(HealthDay News) -- Whether you call it bad breath or halitosis,
it's an unpleasant condition that's cause for embarrassment. Some
people with bad breath aren't even aware there's a problem.
If you're concerned about bad breath, see your dentist. He or
she can help identify the cause and, if it's due to an oral
condition, develop a treatment plan. In the meantime, try these
helpful hints, courtesy of the American Dental Association:
- What you eat affects the air you exhale. Avoid certain foods,
such as garlic and onions, that contribute to objectionable breath
odor. Brushing and mouthwash will only mask the odor
- Brush and floss daily so particles of food don't remain in the
mouth, collecting bacteria while rotting.
- Prevent dry mouth, which may be caused by various medications,
salivary gland problems, or continuously breathing through the
mouth.

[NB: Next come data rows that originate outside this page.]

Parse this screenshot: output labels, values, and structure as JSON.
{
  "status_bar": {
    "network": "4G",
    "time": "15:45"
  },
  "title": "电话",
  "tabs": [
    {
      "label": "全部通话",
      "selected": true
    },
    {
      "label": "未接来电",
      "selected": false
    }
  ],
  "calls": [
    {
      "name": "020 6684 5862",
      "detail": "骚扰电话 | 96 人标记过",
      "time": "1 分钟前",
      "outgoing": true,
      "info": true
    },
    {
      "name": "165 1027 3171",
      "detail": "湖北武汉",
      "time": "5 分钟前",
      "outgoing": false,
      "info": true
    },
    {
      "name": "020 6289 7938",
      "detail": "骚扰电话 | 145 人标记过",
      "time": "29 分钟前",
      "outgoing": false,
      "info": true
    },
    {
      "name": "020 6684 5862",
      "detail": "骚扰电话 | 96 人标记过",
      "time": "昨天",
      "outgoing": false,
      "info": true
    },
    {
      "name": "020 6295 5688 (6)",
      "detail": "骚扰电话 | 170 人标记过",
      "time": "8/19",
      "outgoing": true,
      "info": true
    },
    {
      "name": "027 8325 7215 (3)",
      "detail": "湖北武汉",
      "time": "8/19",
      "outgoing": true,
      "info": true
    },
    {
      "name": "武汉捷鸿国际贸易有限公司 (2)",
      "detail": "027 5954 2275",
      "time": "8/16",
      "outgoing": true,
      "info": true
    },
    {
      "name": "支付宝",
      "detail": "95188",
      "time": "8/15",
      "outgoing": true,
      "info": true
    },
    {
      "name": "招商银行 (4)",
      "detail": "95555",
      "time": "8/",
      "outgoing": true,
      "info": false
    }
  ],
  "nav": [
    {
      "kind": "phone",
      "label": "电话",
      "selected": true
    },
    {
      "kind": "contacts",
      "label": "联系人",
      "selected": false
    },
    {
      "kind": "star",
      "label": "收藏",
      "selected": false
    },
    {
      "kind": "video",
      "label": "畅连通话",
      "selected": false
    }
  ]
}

Use an artificial saliva (prescribed by your dentist), chew
sugarless candy or gum, and increase your fluid intake.
- Stop using tobacco products. Ask your dentist for tips on
kicking the habit.
Bad breath may also be the sign of a medical disorder, such as a
local infection in the respiratory tract, chronic sinusitis,
post-nasal drip, chronic bronchitis, diabetes, gastrointestinal
disturbance, or a liver or kidney ailment.